Janja deveria ter sido estratégica e pensado antes de jogar para a plateia, como no caso da ofensa dirigida a Musk. Episódio também deveria levar a questionamentos se a função de primeira-dama ainda faz sentido em 2024.

Após o lampejo de Janja, o presidente Lula disse, em discurso, que "não devemos xingar ninguém"Foto: Cristiano Mariz/Agncia/ZUMA Wire/IMAGO

Não deve ser nada fácil ser primeira-dama de um país, muito menos de um país machista como o Brasil. Na verdade, essa é uma função que acho que nem deveria existir, já que uma mulher ser chamada de "primeira esposa" é algo machista e antiquado. Dito isso: se você é a primeira-dama e quer ser atuante (e quem fizer essa escolha está totalmente em seu direito), você precisa pensar antes de falar e ser estratégica. Na verdade, isso vale para qualquer pessoa que represente o governo. Seja homem ou mulher. Sim, a vida adulta é difícil. E imagino que seja ainda mais complicado se você escolhe fazer parte de um espaço de poder.
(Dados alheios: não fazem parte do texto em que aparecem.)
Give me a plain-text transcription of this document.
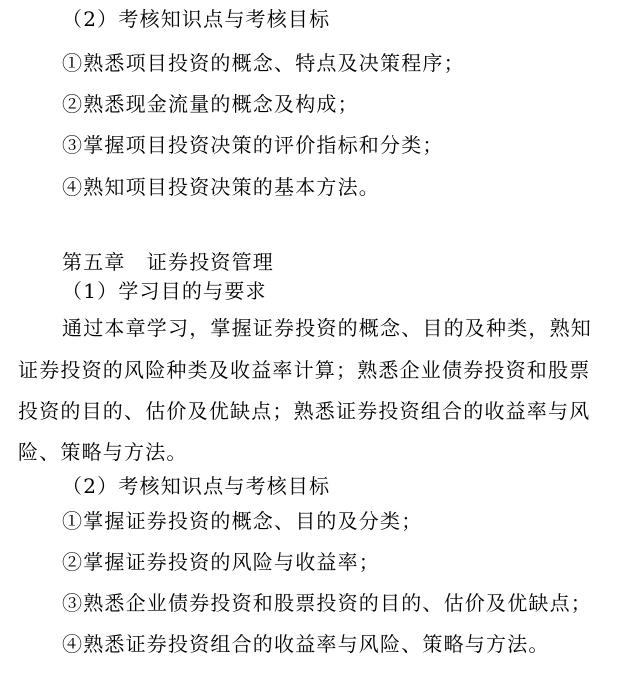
（2）考核知识点与考核目标
①熟悉项目投资的概念、特点及决策程序；
②熟悉现金流量的概念及构成；
③掌握项目投资决策的评价指标和分类；
④熟知项目投资决策的基本方法。
第五章　证券投资管理
（1）学习目的与要求
通过本章学习，掌握证券投资的概念、目的及种类，熟知
证券投资的风险种类及收益率计算；熟悉企业债券投资和股票
投资的目的、估价及优缺点；熟悉证券投资组合的收益率与风
险、策略与方法。
（2）考核知识点与考核目标
①掌握证券投资的概念、目的及分类；
②掌握证券投资的风险与收益率；
③熟悉企业债券投资和股票投资的目的、估价及优缺点；
④熟悉证券投资组合的收益率与风险、策略与方法。
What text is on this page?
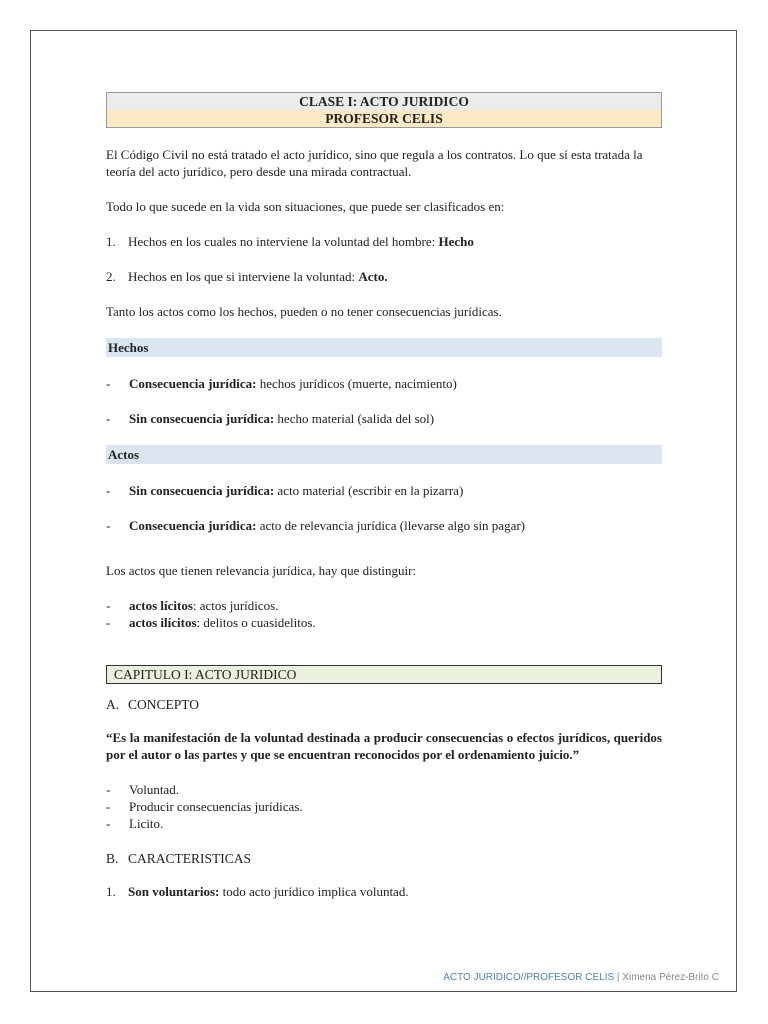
CLASE I: ACTO JURIDICO
PROFESOR CELIS

El Código Civil no está tratado el acto jurídico, sino que regula a los contratos. Lo que sí esta tratada la teoría del acto jurídico, pero desde una mirada contractual.

Todo lo que sucede en la vida son situaciones, que puede ser clasificados en:

1. Hechos en los cuales no interviene la voluntad del hombre: Hecho
2. Hechos en los que si interviene la voluntad: Acto.

Tanto los actos como los hechos, pueden o no tener consecuencias jurídicas.

Hechos
- Consecuencia jurídica: hechos jurídicos (muerte, nacimiento)
- Sin consecuencia jurídica: hecho material (salida del sol)
Actos
- Sin consecuencia jurídica: acto material (escribir en la pizarra)
- Consecuencia jurídica: acto de relevancia jurídica (llevarse algo sin pagar)

Los actos que tienen relevancia jurídica, hay que distinguir:

- actos lícitos: actos jurídicos.
- actos ilícitos: delitos o cuasidelitos.
CAPITULO I: ACTO JURIDICO
A. CONCEPTO

“Es la manifestación de la voluntad destinada a producir consecuencias o efectos jurídicos, queridos por el autor o las partes y que se encuentran reconocidos por el ordenamiento juicio.”

- Voluntad.
- Producir consecuencias jurídicas.
- Licito.
B. CARACTERISTICAS
1. Son voluntarios: todo acto jurídico implica voluntad.
ACTO JURIDICO//PROFESOR CELIS | Ximena Pérez-Brito C
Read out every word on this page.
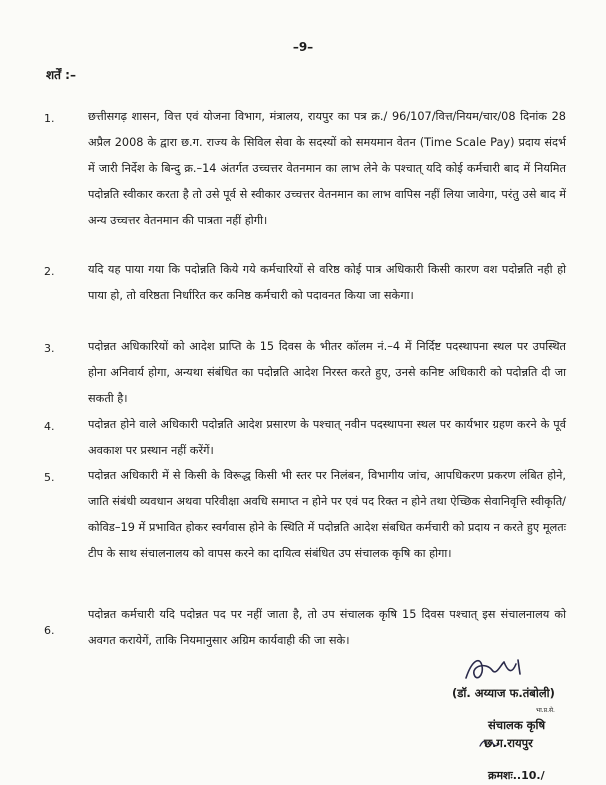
–9–
शर्तें :–
1.	छत्तीसगढ़ शासन, वित्त एवं योजना विभाग, मंत्रालय, रायपुर का पत्र क्र./ 96/107/वित्त/नियम/चार/08 दिनांक 28 अप्रैल 2008 के द्वारा छ.ग. राज्य के सिविल सेवा के सदस्यों को समयमान वेतन (Time Scale Pay) प्रदाय संदर्भ में जारी निर्देश के बिन्दु क्र.–14 अंतर्गत उच्चत्तर वेतनमान का लाभ लेने के पश्चात् यदि कोई कर्मचारी बाद में नियमित पदोन्नति स्वीकार करता है तो उसे पूर्व से स्वीकार उच्चत्तर वेतनमान का लाभ वापिस नहीं लिया जावेगा, परंतु उसे बाद में अन्य उच्चत्तर वेतनमान की पात्रता नहीं होगी।
2.	यदि यह पाया गया कि पदोन्नति किये गये कर्मचारियों से वरिष्ठ कोई पात्र अधिकारी किसी कारण वश पदोन्नति नही हो पाया हो, तो वरिष्ठता निर्धारित कर कनिष्ठ कर्मचारी को पदावनत किया जा सकेगा।
3.	पदोन्नत अधिकारियों को आदेश प्राप्ति के 15 दिवस के भीतर कॉलम नं.–4 में निर्दिष्ट पदस्थापना स्थल पर उपस्थित होना अनिवार्य होगा, अन्यथा संबंधित का पदोन्नति आदेश निरस्त करते हुए, उनसे कनिष्ट अधिकारी को पदोन्नति दी जा सकती है।
4.	पदोन्नत होने वाले अधिकारी पदोन्नति आदेश प्रसारण के पश्चात् नवीन पदस्थापना स्थल पर कार्यभार ग्रहण करने के पूर्व अवकाश पर प्रस्थान नहीं करेंगें।
5.	पदोन्नत अधिकारी में से किसी के विरूद्ध किसी भी स्तर पर निलंबन, विभागीय जांच, आपधिकरण प्रकरण लंबित होने, जाति संबंधी व्यवधान अथवा परिवीक्षा अवधि समाप्त न होने पर एवं पद रिक्त न होने तथा ऐच्छिक सेवानिवृत्ति स्वीकृति/कोविड–19 में प्रभावित होकर स्वर्गवास होने के स्थिति में पदोन्नति आदेश संबधित कर्मचारी को प्रदाय न करते हुए मूलतः टीप के साथ संचालनालय को वापस करने का दायित्व संबंधित उप संचालक कृषि का होगा।
6.
पदोन्नत कर्मचारी यदि पदोन्नत पद पर नहीं जाता है, तो उप संचालक कृषि 15 दिवस पश्चात् इस संचालनालय को अवगत करायेगें, ताकि नियमानुसार अग्रिम कार्यवाही की जा सके।
(डॉ. अय्याज फ.तंबोली)
भा.प्र.से.
संचालक कृषि
छ.ग.रायपुर
क्रमशः..10./
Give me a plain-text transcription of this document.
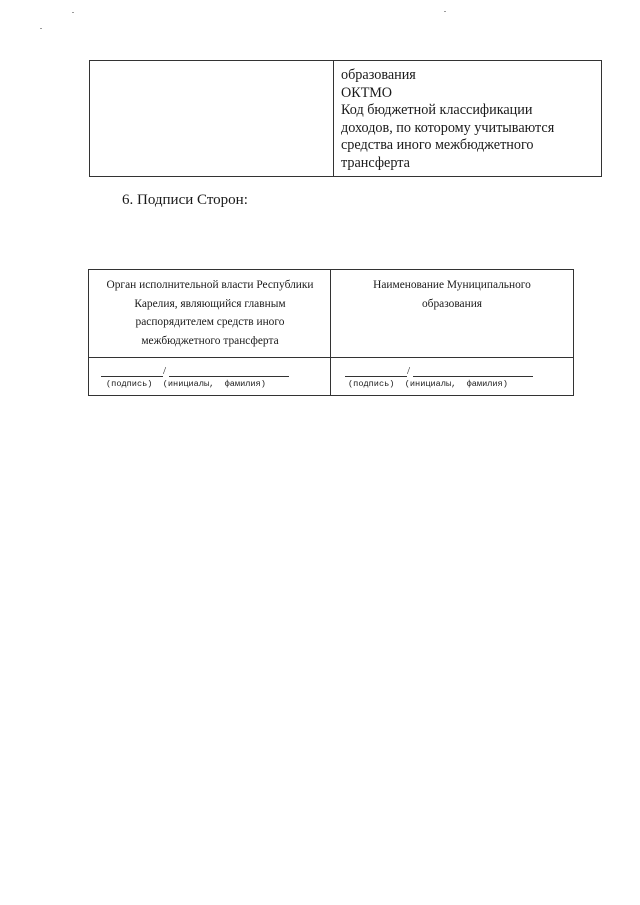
образования
ОКТМО
Код бюджетной классификации
доходов, по которому учитываются
средства иного межбюджетного
трансферта
6. Подписи Сторон:
Орган исполнительной власти Республики
Карелия, являющийся главным
распорядителем средств иного
межбюджетного трансферта
Наименование Муниципального
образования
/
(подпись)  (инициалы,  фамилия)
/
(подпись)  (инициалы,  фамилия)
Falo da polêmica em torno da primeira-dama Janja da Silva, socióloga, que se empolgou durante um discurso no G20 Social e soltou um "fuck you, Elon Musk", de improviso, e foi ovacionada pela plateia. O G20 é um dos encontros mais importantes de líderes do mundo. Neste ano, ele acontece no Rio de Janeiro e o Brasil é o anfitrião.

Elon Musk, o dono da Tesla e do X, considerado o homem mais rico do mundo, é um radical de direita péssimo (e acho que nisso eu e Janja concordamos). Mas só que, como o mundo anda em um momento horrível, ele vai fazer parte do próximo governo dos Estados Unidos. Ele foi nomeado "antecipadamente" por Donald Trump como chefe de um novo departamento de eficiência governamental.
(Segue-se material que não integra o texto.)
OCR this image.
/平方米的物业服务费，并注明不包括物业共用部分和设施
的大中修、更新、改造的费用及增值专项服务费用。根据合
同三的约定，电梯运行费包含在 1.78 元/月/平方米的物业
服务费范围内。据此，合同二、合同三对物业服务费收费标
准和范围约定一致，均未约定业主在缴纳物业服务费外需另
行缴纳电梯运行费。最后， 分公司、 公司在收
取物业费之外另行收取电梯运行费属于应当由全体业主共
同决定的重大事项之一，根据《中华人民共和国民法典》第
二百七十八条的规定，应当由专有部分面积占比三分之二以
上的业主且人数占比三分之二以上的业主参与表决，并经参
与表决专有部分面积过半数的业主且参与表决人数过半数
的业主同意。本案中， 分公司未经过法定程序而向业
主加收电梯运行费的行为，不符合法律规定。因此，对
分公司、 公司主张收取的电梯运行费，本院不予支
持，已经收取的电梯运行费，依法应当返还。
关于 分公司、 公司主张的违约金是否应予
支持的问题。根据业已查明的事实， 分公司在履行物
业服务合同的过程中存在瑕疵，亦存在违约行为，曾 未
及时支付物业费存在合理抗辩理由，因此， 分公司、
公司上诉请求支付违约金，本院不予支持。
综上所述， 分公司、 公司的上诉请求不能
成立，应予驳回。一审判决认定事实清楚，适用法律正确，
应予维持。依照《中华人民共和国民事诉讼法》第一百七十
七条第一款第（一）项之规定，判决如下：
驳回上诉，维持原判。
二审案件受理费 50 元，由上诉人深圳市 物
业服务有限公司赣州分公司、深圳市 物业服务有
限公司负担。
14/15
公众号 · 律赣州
Janja deveria ter mandado Musk se f... em um evento do G20, no palco? Claro que não. O Brasil vai ter que lidar com os Estados Unidos nos próximos quatro anos e a postura do governo brasileiro tem sido a do diálogo com todos os países (o que eu, pessoalmente, acho ótimo). Essa provocação de Janja não leva a nada. Só dá trabalho para diplomatas e alimenta a extrema direita para que ela ataque a primeira-dama e o governo do Brasil.

Cara primeira-dama, com todo respeito, não podemos nos dar ao luxo de agirmos como adolescentes. Precisamos estar atentas e fortes. E isso significa, muitas vezes, ter estratégia e pensar antes de jogar para a plateia, por mais que isso seja sedutor.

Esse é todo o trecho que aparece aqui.